Through the Newsela ‘Binder’, teachers invite students to join their online class through site-generated access codes. Teachers can assign articles to their entire class, or to smaller groups of students, opening the door for greater differentiation and a tailored experience for students. Teachers have the option to select the Lexile level of the articles they to assign their students. Students who choose to read articles independently of teacher assignments are responsible for selecting their own Lexile levels. Most articles are followed by a Common Core-aligned quiz to reinforce reading comprehension. Quiz questions are anchored to eight different learning standards:
- What the Text Says
- Central Idea
- People, Events & Ideas
- Word Meaning & Choice
- Text Structure
- Point of View/Purpose
- Arguments & Claims
Newsela’s library is not limited to just articles for English-speaking students. Most Newsela articles are also translated into Spanish. The site includes lesson plans to help teachers implement bilingual reading comprehension in their classrooms.
As previously mentioned, Newsela is a freemium program. For unpaid users, the Newsela Binder allows teachers to track when students complete assigned articles and quizzes, in addition to reviewing student and class-wide results. Teachers can also see how their students compare to all Newsela users within the same age group.

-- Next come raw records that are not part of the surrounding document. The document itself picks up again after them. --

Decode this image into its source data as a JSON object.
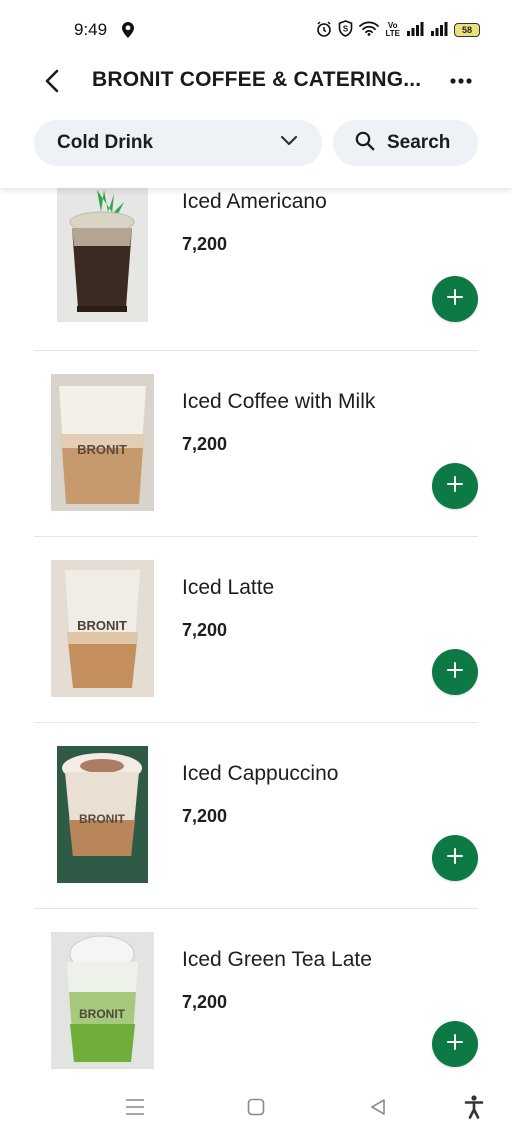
{
  "status_bar": {
    "time": "9:49",
    "battery": "58",
    "icons": [
      "location-icon",
      "alarm-icon",
      "shield-icon",
      "wifi-icon",
      "volte-icon",
      "signal-icon",
      "signal-icon",
      "battery-icon"
    ]
  },
  "header": {
    "title": "BRONIT COFFEE & CATERING...",
    "back_icon": "back-arrow-icon",
    "more_icon": "more-icon"
  },
  "filter": {
    "category": "Cold Drink",
    "search_label": "Search"
  },
  "products": [
    {
      "name": "Iced Americano",
      "price": "7,200",
      "image": "iced-americano"
    },
    {
      "name": "Iced Coffee with Milk",
      "price": "7,200",
      "image": "iced-coffee-with-milk"
    },
    {
      "name": "Iced Latte",
      "price": "7,200",
      "image": "iced-latte"
    },
    {
      "name": "Iced Cappuccino",
      "price": "7,200",
      "image": "iced-cappuccino"
    },
    {
      "name": "Iced Green Tea Late",
      "price": "7,200",
      "image": "iced-green-tea-late"
    }
  ],
  "cup_logo": "BRONIT",
  "colors": {
    "accent_green": "#0d7a45",
    "pill_background": "#eef1f5"
  },
  "nav_bar": {
    "icons": [
      "menu-icon",
      "home-icon",
      "back-icon",
      "accessibility-icon"
    ]
  }
}
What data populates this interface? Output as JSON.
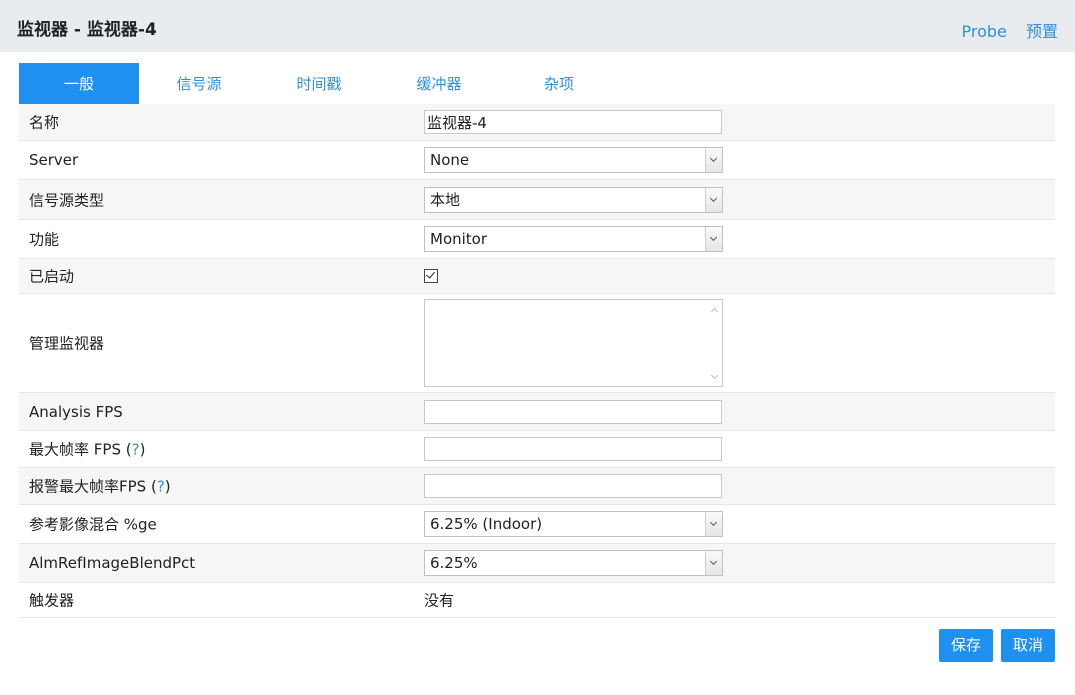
{
  "header": {
    "title": "监视器 - 监视器-4",
    "link_probe": "Probe",
    "link_presets": "预置"
  },
  "tabs": [
    {
      "label": "一般",
      "active": true
    },
    {
      "label": "信号源",
      "active": false
    },
    {
      "label": "时间戳",
      "active": false
    },
    {
      "label": "缓冲器",
      "active": false
    },
    {
      "label": "杂项",
      "active": false
    }
  ],
  "form": {
    "name": {
      "label": "名称",
      "value": "监视器-4"
    },
    "server": {
      "label": "Server",
      "value": "None"
    },
    "source_type": {
      "label": "信号源类型",
      "value": "本地"
    },
    "function": {
      "label": "功能",
      "value": "Monitor"
    },
    "enabled": {
      "label": "已启动",
      "checked": true
    },
    "linked_monitors": {
      "label": "管理监视器"
    },
    "analysis_fps": {
      "label": "Analysis FPS",
      "value": ""
    },
    "max_fps": {
      "label_prefix": "最大帧率 FPS (",
      "help": "?",
      "label_suffix": ")",
      "value": ""
    },
    "alarm_max_fps": {
      "label_prefix": "报警最大帧率FPS (",
      "help": "?",
      "label_suffix": ")",
      "value": ""
    },
    "ref_blend": {
      "label": "参考影像混合 %ge",
      "value": "6.25% (Indoor)"
    },
    "alarm_ref_blend": {
      "label": "AlmRefImageBlendPct",
      "value": "6.25%"
    },
    "triggers": {
      "label": "触发器",
      "value": "没有"
    }
  },
  "buttons": {
    "save": "保存",
    "cancel": "取消"
  },
  "colors": {
    "accent": "#1e90f0",
    "link": "#2f8fd8",
    "header_bg": "#e9ecef",
    "row_alt_bg": "#f6f6f6"
  }
}
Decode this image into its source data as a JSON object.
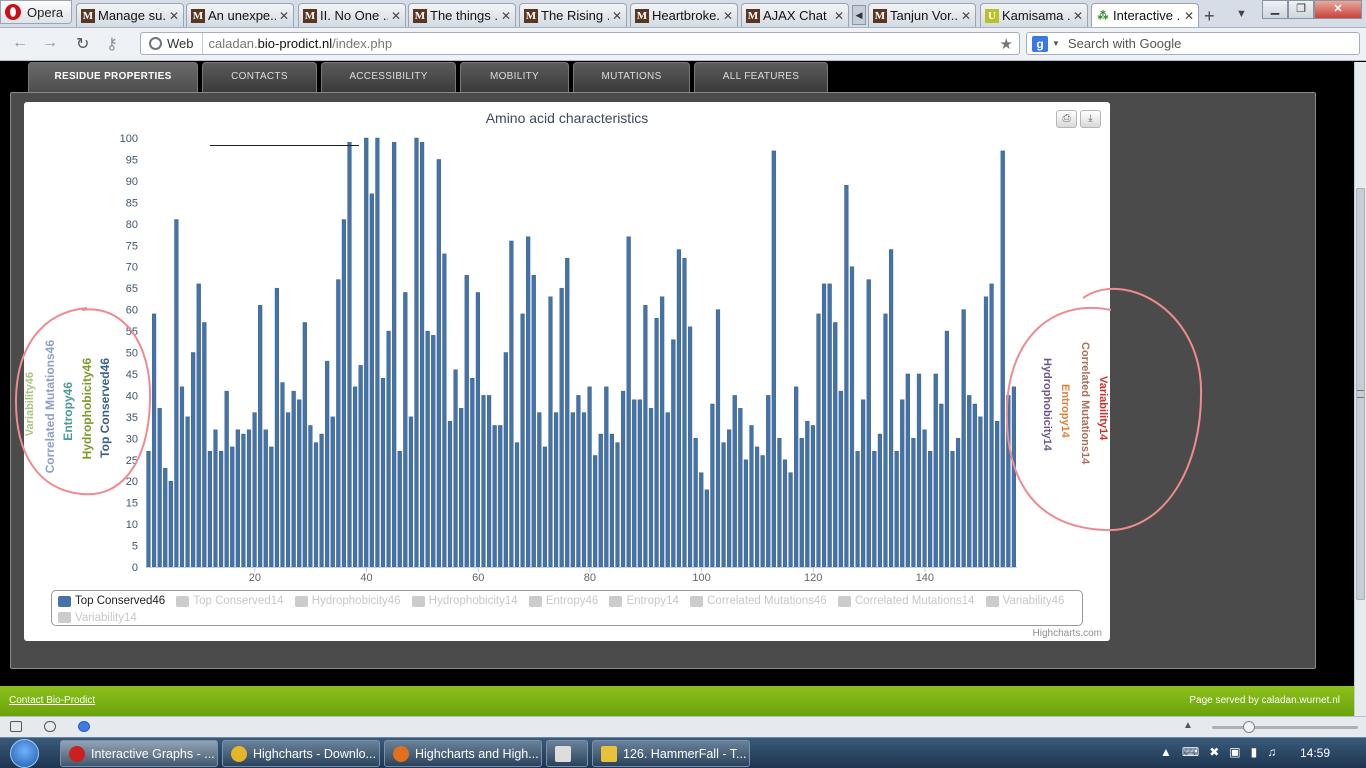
{
  "browser": {
    "opera_label": "Opera",
    "tabs": [
      {
        "title": "Manage su...",
        "icon": "m"
      },
      {
        "title": "An unexpe...",
        "icon": "m"
      },
      {
        "title": "II. No One ...",
        "icon": "m"
      },
      {
        "title": "The things ...",
        "icon": "m"
      },
      {
        "title": "The Rising ...",
        "icon": "m"
      },
      {
        "title": "Heartbroke...",
        "icon": "m"
      },
      {
        "title": "AJAX Chat",
        "icon": "m"
      },
      {
        "title": "Tanjun Vor...",
        "icon": "m"
      },
      {
        "title": "Kamisama ...",
        "icon": "u"
      },
      {
        "title": "Interactive ...",
        "icon": "g"
      }
    ],
    "web_label": "Web",
    "url_prefix": "caladan.",
    "url_domain": "bio-prodict.nl",
    "url_path": "/index.php",
    "search_placeholder": "Search with Google",
    "search_engine_letter": "g"
  },
  "nav_tabs": [
    "RESIDUE PROPERTIES",
    "CONTACTS",
    "ACCESSIBILITY",
    "MOBILITY",
    "MUTATIONS",
    "ALL FEATURES"
  ],
  "active_tab": "RESIDUE PROPERTIES",
  "chart_data": {
    "type": "bar",
    "title": "Amino acid characteristics",
    "xlabel": "",
    "ylabel": "",
    "ylim": [
      0,
      100
    ],
    "yticks": [
      0,
      5,
      10,
      15,
      20,
      25,
      30,
      35,
      40,
      45,
      50,
      55,
      60,
      65,
      70,
      75,
      80,
      85,
      90,
      95,
      100
    ],
    "xticks": [
      20,
      40,
      60,
      80,
      100,
      120,
      140
    ],
    "x_start": 1,
    "series": [
      {
        "name": "Top Conserved46",
        "color": "#4572a7",
        "values": [
          27,
          59,
          37,
          23,
          20,
          81,
          42,
          35,
          50,
          66,
          57,
          27,
          32,
          27,
          41,
          28,
          32,
          31,
          32,
          36,
          61,
          32,
          28,
          65,
          43,
          36,
          41,
          39,
          57,
          33,
          29,
          31,
          48,
          35,
          67,
          81,
          99,
          42,
          47,
          100,
          87,
          100,
          44,
          55,
          99,
          27,
          64,
          35,
          100,
          99,
          55,
          54,
          95,
          73,
          34,
          46,
          37,
          68,
          44,
          64,
          40,
          40,
          33,
          33,
          50,
          76,
          29,
          59,
          77,
          68,
          36,
          28,
          63,
          36,
          65,
          72,
          36,
          40,
          36,
          42,
          26,
          31,
          42,
          31,
          29,
          41,
          77,
          39,
          39,
          61,
          37,
          58,
          63,
          36,
          53,
          74,
          72,
          56,
          30,
          22,
          18,
          38,
          60,
          29,
          32,
          40,
          37,
          25,
          33,
          28,
          26,
          40,
          97,
          30,
          25,
          22,
          42,
          30,
          34,
          33,
          59,
          66,
          66,
          57,
          41,
          89,
          70,
          27,
          39,
          67,
          27,
          31,
          59,
          74,
          27,
          39,
          45,
          30,
          45,
          32,
          27,
          45,
          38,
          55,
          27,
          30,
          60,
          40,
          38,
          35,
          63,
          66,
          34,
          97,
          40,
          42
        ]
      },
      {
        "name": "Top Conserved14",
        "visible": false
      },
      {
        "name": "Hydrophobicity46",
        "visible": false
      },
      {
        "name": "Hydrophobicity14",
        "visible": false
      },
      {
        "name": "Entropy46",
        "visible": false
      },
      {
        "name": "Entropy14",
        "visible": false
      },
      {
        "name": "Correlated Mutations46",
        "visible": false
      },
      {
        "name": "Correlated Mutations14",
        "visible": false
      },
      {
        "name": "Variability46",
        "visible": false
      },
      {
        "name": "Variability14",
        "visible": false
      }
    ]
  },
  "left_axis_labels": [
    {
      "text": "Variability46",
      "color": "#a8c480"
    },
    {
      "text": "Correlated Mutations46",
      "color": "#8ea0c8"
    },
    {
      "text": "Entropy46",
      "color": "#4a9a9a"
    },
    {
      "text": "Hydrophobicity46",
      "color": "#7a9a2a"
    },
    {
      "text": "Top Conserved46",
      "color": "#3b5f8e"
    }
  ],
  "right_axis_labels": [
    {
      "text": "Hydrophobicity14",
      "color": "#6a5a8a"
    },
    {
      "text": "Entropy14",
      "color": "#e0803a"
    },
    {
      "text": "Correlated Mutations14",
      "color": "#a8705a"
    },
    {
      "text": "Variability14",
      "color": "#d0302a"
    }
  ],
  "credits": "Highcharts.com",
  "footer": {
    "contact_link": "Contact Bio-Prodict",
    "served_by": "Page served by  caladan.wurnet.nl"
  },
  "taskbar": {
    "tasks": [
      {
        "label": "Interactive Graphs - ...",
        "icon_color": "#cc1f1f"
      },
      {
        "label": "Highcharts - Downlo...",
        "icon_color": "#e5b52a"
      },
      {
        "label": "Highcharts and High...",
        "icon_color": "#e0701e"
      },
      {
        "label": "",
        "icon_color": "#dddddd"
      },
      {
        "label": "126. HammerFall - T...",
        "icon_color": "#e8c23a"
      }
    ],
    "clock": "14:59"
  }
}
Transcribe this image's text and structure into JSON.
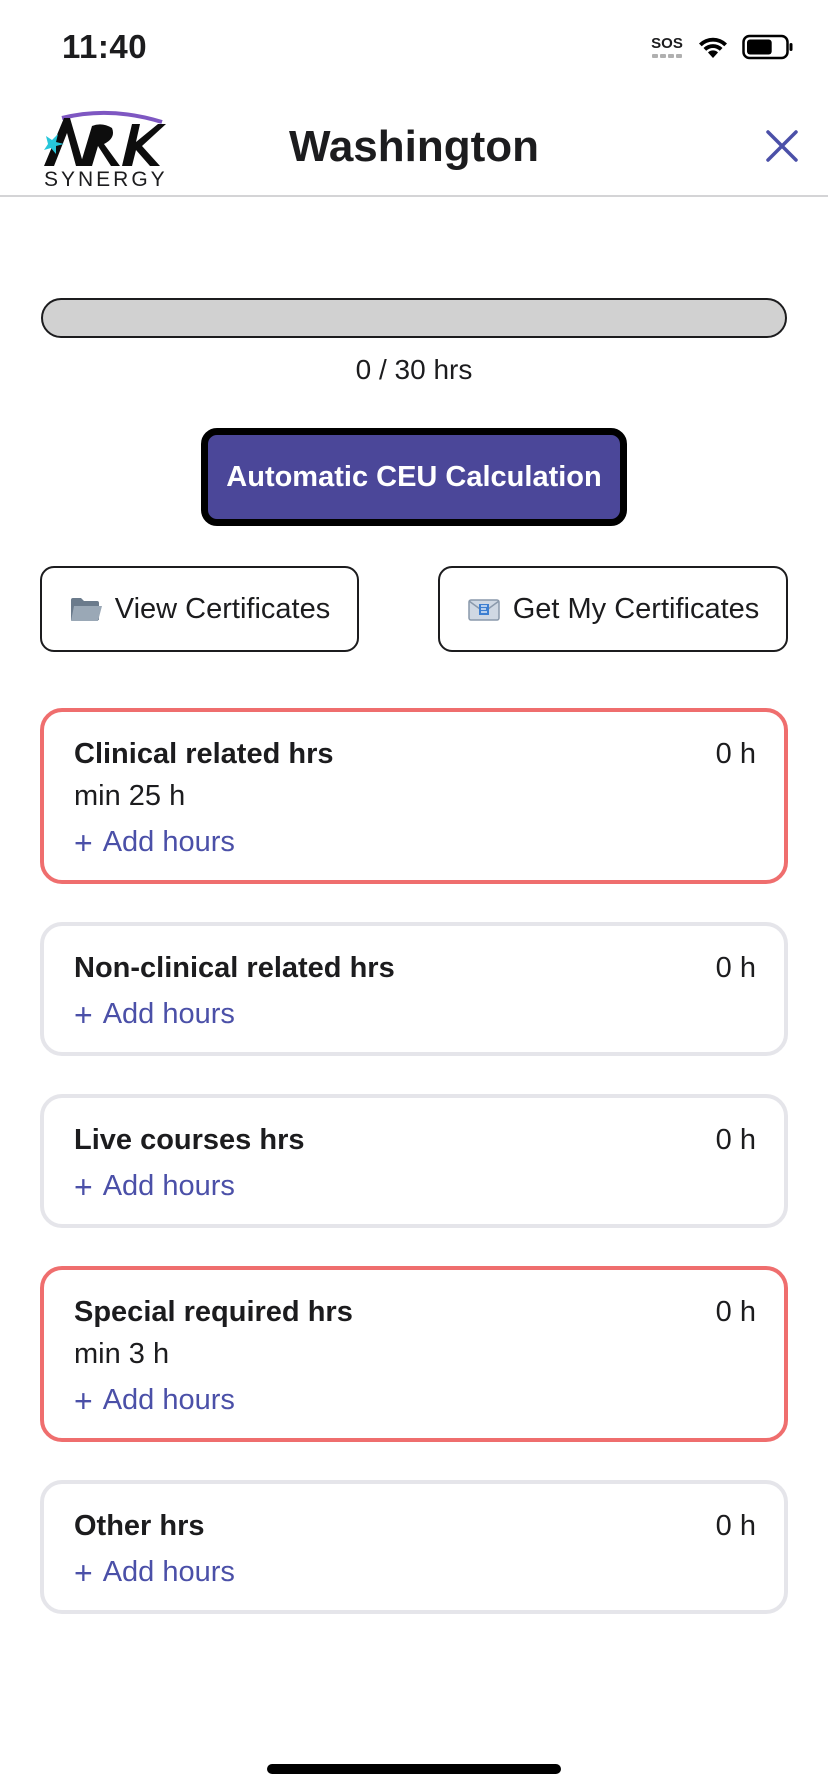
{
  "status_bar": {
    "time": "11:40",
    "sos_label": "SOS",
    "battery_percent": 65
  },
  "header": {
    "logo_text": "SYNERGY",
    "title": "Washington",
    "close_icon": "close-icon"
  },
  "progress": {
    "completed_hours": 0,
    "required_hours": 30,
    "label": "0 / 30 hrs"
  },
  "ceu_button": {
    "label": "Automatic CEU Calculation",
    "color": "#4b4799"
  },
  "certificates": {
    "view_label": "View Certificates",
    "view_icon": "folder-icon",
    "get_label": "Get My Certificates",
    "get_icon": "envelope-icon"
  },
  "categories": [
    {
      "title": "Clinical related hrs",
      "hours": "0 h",
      "minimum": "min 25 h",
      "add_label": "Add hours",
      "required": true
    },
    {
      "title": "Non-clinical related hrs",
      "hours": "0 h",
      "minimum": "",
      "add_label": "Add hours",
      "required": false
    },
    {
      "title": "Live courses hrs",
      "hours": "0 h",
      "minimum": "",
      "add_label": "Add hours",
      "required": false
    },
    {
      "title": "Special required hrs",
      "hours": "0 h",
      "minimum": "min 3 h",
      "add_label": "Add hours",
      "required": true
    },
    {
      "title": "Other hrs",
      "hours": "0 h",
      "minimum": "",
      "add_label": "Add hours",
      "required": false
    }
  ],
  "colors": {
    "accent": "#4b4799",
    "link": "#4b50a8",
    "required_border": "#ef6e6e",
    "default_border": "#e5e5ea"
  }
}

Paid users have access to expanded Binder features. Teachers can track student progress on a granular level to determine overall reading comprehension growth and mastery of Common Core standards. Other Newsela PRO features allow students to annotate articles and respond to fully customizable written response questions. Newsela PRO users have access to a live chat feature to troubleshoot any issues that may arise.
Newsela for Students
Newsela’s student users can access the online library at both school and home. Each student has access to a personal assignment page where she can view the materials assigned to her. Directions and links take students directly to the articles and quizzes. Newsela provides students with instantaneous quiz results. They are not, however, permitted to retake the quiz without teacher permission. If students wish to continue reading beyond assigned materials, they have open access to the Newsela online library.
Access to Newsela’s basic features is completely free to users. The newly-released Newsela iOS app is also free for users. Subscription to Newsela Pro gives users access to additional content, progress-tracking capabilities, and lesson plans. Yearly plans vary depending on class, school, and district size. According to a recent interview with Newsela CEO Matthew Gross, schools can expect to pay anywhere from $4,000 to $7,000 a year for Newsela Pro. Users can work one-on-one with a Newsela consultant through the company website to determine exact pricing.
WHO'S USING IT?
According to the company’s website, over 650,000 teachers have assigned over 100 million articles and 100 million questions to over 5.8 million students. Newsela also claims usership in 70% of public schools in the United States.
Little outside research exists to corroborate Newsela’s efficacy. The company claims that their articles and content-based quizzes improve reading comprehension levels for students who frequently access the Newsela library.